Riconosciamo un animale prima ancora di esserne coscienti
Uno studio condotto da ricercatori dell’Istituto di bioimmagini e fisiologia molecolari del Cnr di Milano e da Alice Mado Proverbio dell’Università Milano Bicocca, coordinati da Alberto Zani del Cnr, ha dimostrato che il cervello umano distingue gli esseri viventi dagli oggetti in modo rapidissimo e automatico, indipendentemente dalla nostra volontà. La ricerca è stata pubblicata su Biological Psychology
Il cervello umano reagisce più rapidamente alla vista di un animale che di un oggetto e la risposta cerebrale avviene in modo automatico, in uno stadio cioè precedente a quello della coscienza. È quanto emerge da uno studio pubblicato sulla rivista “Biological Psycology” e condotto da un team formato da ricercatori dell’Istituto di bioimmagini e fisiologia molecolari del Consiglio nazionale delle ricerche (Ibfm-Cnr) di Milano e da Alice Mado Proverbio, del Milan Center for Neuroscience dell’Università Milano Bicocca.
“Il cervello analizza e discrimina rapidamente gli animali dagli oggetti inanimati, indipendentemente dalla volontà del soggetto o dalle circostanze”, spiega Alberto Zani dell’Ibfm-Cnr, che coordina il gruppo. “Questo comportamento riflette probabilmente meccanismi biologici radicati nel cervello ed evolutisi per rispondere alla necessità di distinguere, in una frazione di secondo, un animale nascosto in un ambiente visivamente complesso o un esemplare inoffensivo da uno pericoloso per l’incolumità umana. Di solito nell’essere umano la vista è guidata dall’attenzione e, se quest’ultima manca, le informazioni sfuggono alla nostra consapevolezza, ma questo processo non riguarda gli animali, ai quali è riservato un sistema di monitoraggio automatico”.
Lo studio ha registrato la velocità di risposta motoria e i potenziali bioelettrici cerebrali (Erp) generati da coppie di immagini statiche di animali, oggetti o di queste categorie assieme (Immagine 1), sottoposte a un gruppo di studenti a cui è stato chiesto di giudicare se esse appartenessero a una stessa categoria o a una diversa. “I risultati evidenziano come gli animali producano una risposta motoria del cervello più veloce (564 millisecondi per gli animali contro 626 per gli oggetti), con un maggiore potenziale bioelettrico nelle aree occipito-temporali e occipito-parietali dell’emisfero destro a partire dai 120-180 ms. Questa prima onda negativa generata nel cervello dei partecipanti dalle diverse immagini, chiamata N1, indica l’intervallo temporale entro il quale la risposta cerebrale è maggiore per le immagini degli animali che per gli oggetti”, prosegue Zani (Immagine 2).
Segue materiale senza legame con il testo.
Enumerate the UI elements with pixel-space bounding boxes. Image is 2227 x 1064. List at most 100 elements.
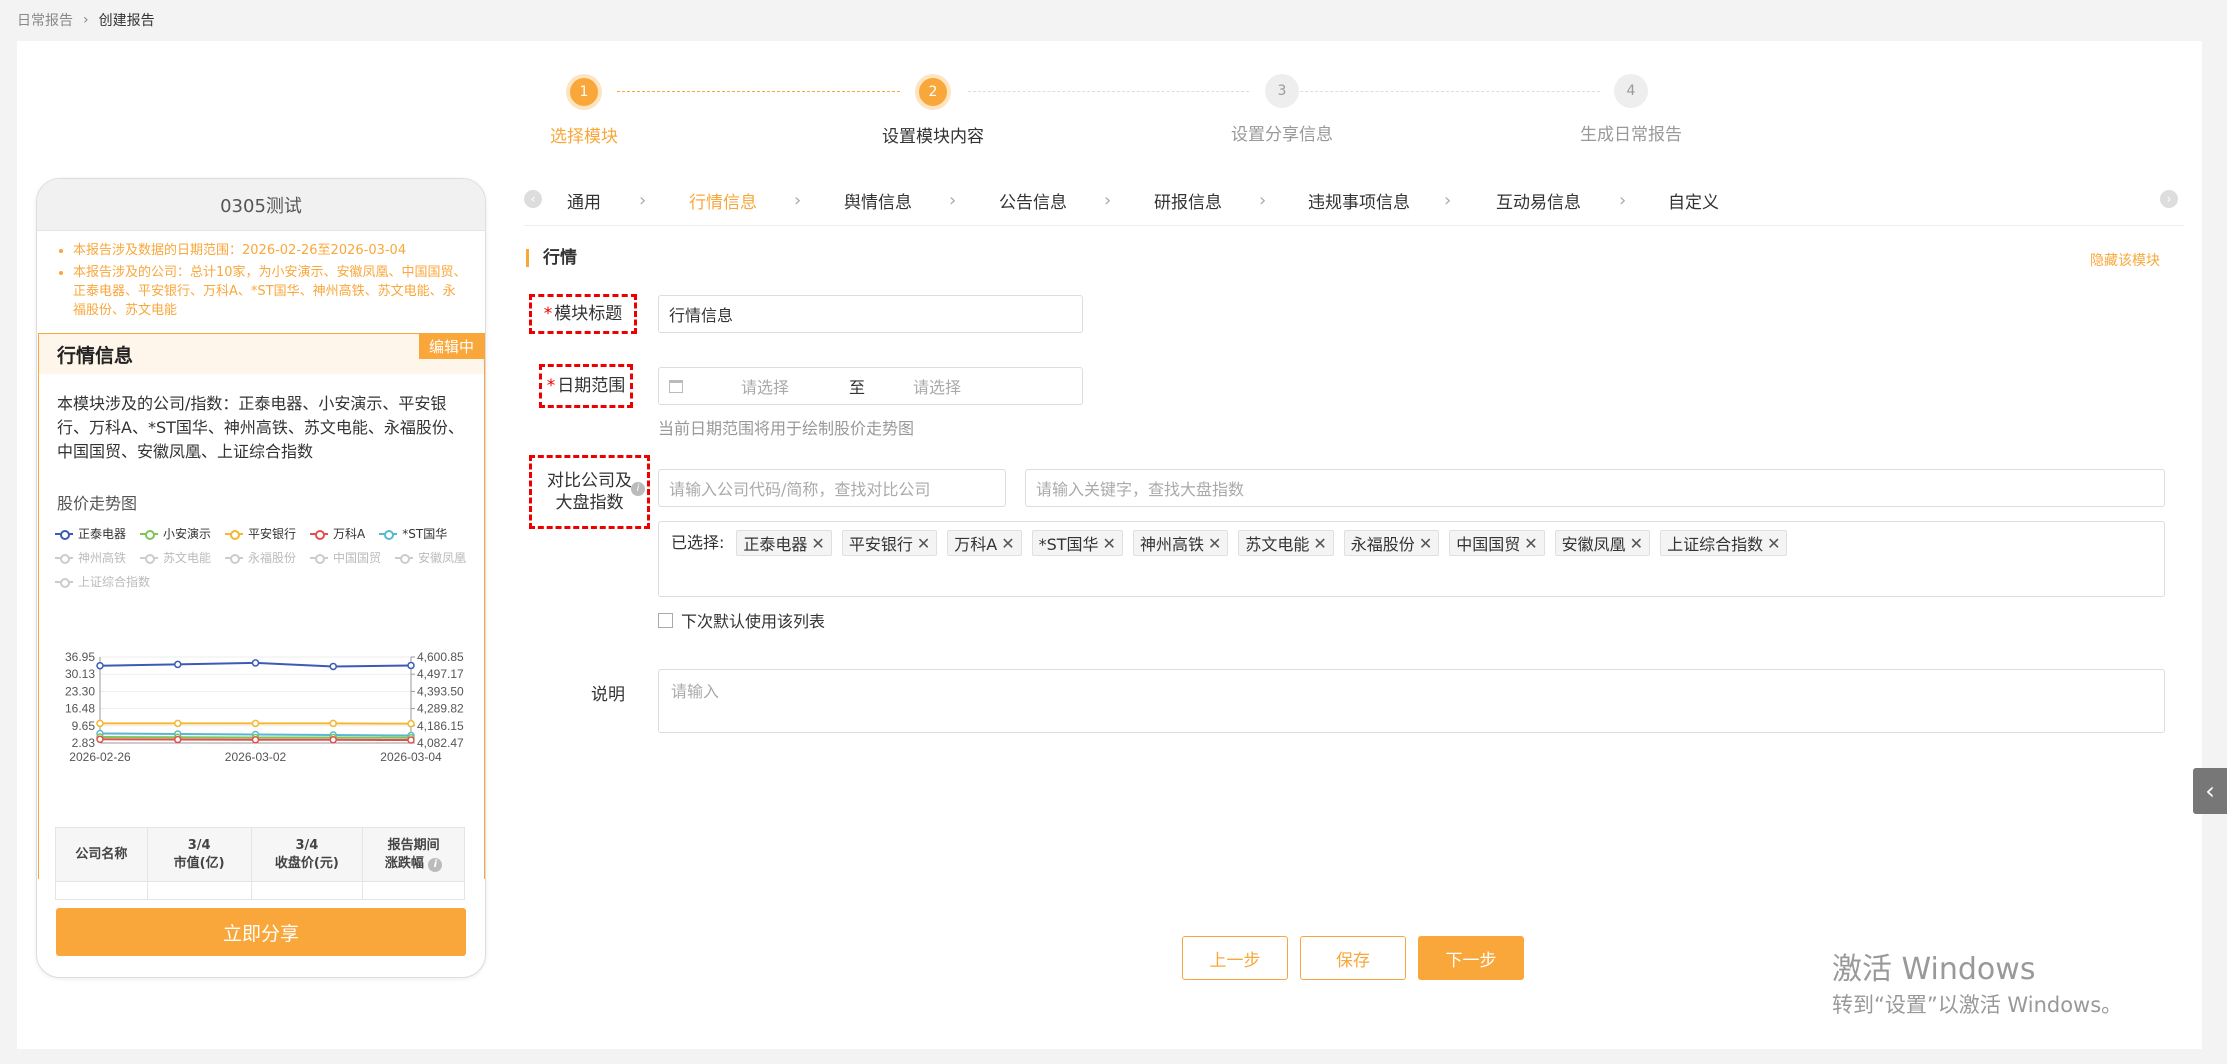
description-textarea[interactable]: 请输入 (658, 669, 2165, 733)
close-icon[interactable]: ✕ (1767, 534, 1780, 553)
module-tabs: ‹ 通用 › 行情信息 › 舆情信息 › 公告信息 › 研报信息 › 违规事项信… (524, 186, 2184, 226)
legend-item-inactive[interactable]: 上证综合指数 (55, 570, 150, 594)
checkbox-box[interactable] (658, 612, 673, 628)
date-start-input[interactable]: 请选择 (741, 374, 831, 398)
legend-item-inactive[interactable]: 苏文电能 (140, 546, 211, 570)
close-icon[interactable]: ✕ (811, 534, 824, 553)
module-title-label: * 模块标题 (529, 294, 637, 334)
save-button[interactable]: 保存 (1300, 936, 1406, 980)
company-search-input[interactable]: 请输入公司代码/简称，查找对比公司 (658, 469, 1006, 507)
compare-info-icon[interactable]: i (631, 482, 645, 496)
data-point (174, 719, 182, 728)
step-2-number: 2 (915, 74, 951, 110)
y-right-tick-label: 4,600.85 (417, 650, 464, 664)
chevron-right-icon: › (794, 190, 802, 211)
legend-item[interactable]: 万科A (310, 522, 365, 546)
selected-chip: 中国国贸 ✕ (1449, 530, 1545, 556)
selected-chip: 上证综合指数 ✕ (1660, 530, 1788, 556)
selected-chip: 平安银行 ✕ (841, 530, 938, 556)
close-icon[interactable]: ✕ (1001, 534, 1014, 553)
editing-badge: 编辑中 (418, 334, 484, 359)
y-right-tick-label: 4,186.15 (417, 719, 464, 733)
breadcrumb-home[interactable]: 日常报告 (17, 10, 73, 30)
tab-custom[interactable]: 自定义 (1668, 188, 1719, 213)
preview-note: 本报告涉及的公司：总计10家，为小安演示、安徽凤凰、中国国贸、正泰电器、平安银行… (73, 263, 467, 320)
step-3[interactable]: 3 设置分享信息 (1182, 74, 1382, 145)
y-right-tick-label: 4,289.82 (417, 702, 464, 716)
tab-announcement-info[interactable]: 公告信息 (999, 188, 1067, 213)
date-range-picker[interactable]: 请选择 至 请选择 (658, 367, 1083, 405)
data-point (174, 660, 182, 669)
y-right-tick-label: 4,393.50 (417, 684, 464, 698)
step-1-number: 1 (566, 74, 602, 110)
tabs-scroll-right-icon[interactable]: › (2160, 190, 2178, 208)
legend-item-inactive[interactable]: 神州高铁 (55, 546, 126, 570)
close-icon[interactable]: ✕ (1630, 534, 1643, 553)
watermark-line-2: 转到“设置”以激活 Windows。 (1832, 993, 2123, 1017)
legend-item[interactable]: 正泰电器 (55, 522, 126, 546)
close-icon[interactable]: ✕ (1208, 534, 1221, 553)
y-right-tick-label: 4,082.47 (417, 736, 464, 750)
preview-note: 本报告涉及数据的日期范围：2026-02-26至2026-03-04 (73, 241, 467, 260)
selected-chip: *ST国华 ✕ (1031, 530, 1123, 556)
data-point (96, 661, 104, 670)
close-icon[interactable]: ✕ (1419, 534, 1432, 553)
table-cell (250, 881, 364, 900)
share-now-button[interactable]: 立即分享 (56, 908, 466, 956)
chart-title: 股价走势图 (57, 494, 138, 513)
date-range-label: * 日期范围 (539, 364, 633, 408)
info-icon[interactable]: i (428, 857, 443, 872)
data-point (329, 736, 337, 744)
tab-sentiment-info[interactable]: 舆情信息 (844, 188, 912, 213)
close-icon[interactable]: ✕ (917, 534, 930, 553)
preview-module-title: 行情信息 (39, 334, 484, 374)
chevron-right-icon: › (1104, 190, 1112, 211)
legend-item[interactable]: *ST国华 (379, 522, 447, 546)
selected-chip: 安徽凤凰 ✕ (1554, 530, 1651, 556)
legend-item-inactive[interactable]: 安徽凤凰 (395, 546, 466, 570)
prev-step-button[interactable]: 上一步 (1182, 936, 1288, 980)
hide-module-link[interactable]: 隐藏该模块 (2090, 250, 2160, 270)
tab-violation-info[interactable]: 违规事项信息 (1308, 188, 1410, 213)
legend-item[interactable]: 小安演示 (140, 522, 211, 546)
selected-chip: 万科A ✕ (947, 530, 1022, 556)
default-list-checkbox[interactable]: 下次默认使用该列表 (658, 608, 825, 632)
step-2-label: 设置模块内容 (882, 127, 984, 147)
legend-item-inactive[interactable]: 永福股份 (225, 546, 296, 570)
step-4[interactable]: 4 生成日常报告 (1531, 74, 1731, 145)
legend-item[interactable]: 平安银行 (225, 522, 296, 546)
y-left-tick-label: 30.13 (65, 667, 95, 681)
preview-title: 0305测试 (37, 179, 485, 231)
y-right-tick-label: 4,497.17 (417, 667, 464, 681)
legend-item-inactive[interactable]: 中国国贸 (310, 546, 381, 570)
calendar-icon (669, 379, 683, 393)
index-search-input[interactable]: 请输入关键字，查找大盘指数 (1025, 469, 2165, 507)
module-title-input[interactable]: 行情信息 (658, 295, 1083, 333)
data-point (329, 662, 337, 671)
step-2[interactable]: 2 设置模块内容 (833, 74, 1033, 147)
preview-table: 公司名称 3/4 市值(亿) 3/4 收盘价(元) 报告期间 涨跌幅 i (55, 827, 465, 900)
table-header: 报告期间 涨跌幅 i (362, 827, 465, 882)
tab-research-info[interactable]: 研报信息 (1154, 188, 1222, 213)
chevron-right-icon: › (83, 12, 89, 28)
data-point (251, 719, 260, 728)
close-icon[interactable]: ✕ (1103, 534, 1116, 553)
side-panel-toggle-icon[interactable]: ‹ (2193, 768, 2227, 814)
chevron-right-icon: › (639, 190, 647, 211)
close-icon[interactable]: ✕ (1313, 534, 1326, 553)
close-icon[interactable]: ✕ (1524, 534, 1537, 553)
breadcrumb-current: 创建报告 (98, 13, 155, 29)
tab-interaction-info[interactable]: 互动易信息 (1496, 188, 1581, 213)
x-tick-label: 2026-03-04 (380, 750, 442, 764)
next-step-button[interactable]: 下一步 (1418, 936, 1524, 980)
step-4-number: 4 (1614, 74, 1648, 108)
date-end-input[interactable]: 请选择 (913, 374, 961, 398)
selected-list: 已选择: 正泰电器 ✕ 平安银行 ✕ 万科A ✕ *ST国华 ✕ 神州高铁 ✕ 苏文电能 ✕… (658, 521, 2165, 597)
chevron-right-icon: › (949, 190, 957, 211)
tab-market-info[interactable]: 行情信息 (689, 188, 757, 213)
chevron-right-icon: › (1259, 190, 1267, 211)
data-point (329, 719, 337, 728)
tabs-scroll-left-icon[interactable]: ‹ (524, 190, 542, 208)
step-1[interactable]: 1 选择模块 (484, 74, 684, 147)
tab-general[interactable]: 通用 (567, 188, 601, 213)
Che il cervello distingua prioritariamente gli animali dagli oggetti era già noto, ma sempre nell’ambito di compiti che richiedevano di discriminare volontariamente i primi dai secondi e uno studio del gruppo Ibfm-Cnr e Bicocca del 2012 aveva riconfermato questa realtà.”Ciò che non era noto è che, anche quando non dobbiamo distinguere volontariamente esseri viventi e non viventi, il nostro cervello lo fa in modo automatico e al di fuori della nostra volontà cosciente, non si sapeva cioè dell’esistenza di regioni e processi specifici per l’elaborazione prioritaria involontaria degli animali nella corteccia visiva”, precisa il ricercatore dell’Ibfm-Cnr. “Molto probabilmente, ciò dipende dal fatto che il cervello coglie le informazioni sensoriali più ‘omomorfe’, caratterizzate da un volto con occhi e bocca e dagli arti, tipiche degli animali, rispetto a quelle con fattezze più squadrate e lineari, quali gli oggetti. Conseguentemente, l’informazione raccolta attraverso la vista e i sensi ha un accesso ‘facilitato’ alla rappresentazione mnemonica delle prime, determinando risposte più veloci che per le seconde”.
“La straordinaria precocità dell’effetto suggerisce come l’immagine degli animali abbia uno status speciale per il nostro cervello che si manifesta fin dalla più tenera età, come dimostra la particolare attrazione che i bambini manifestano per gli animali e per tutto ciò che vi assomigli, da Peppa Pig a Topolino, fino ai peluche”, conclude Proverbio.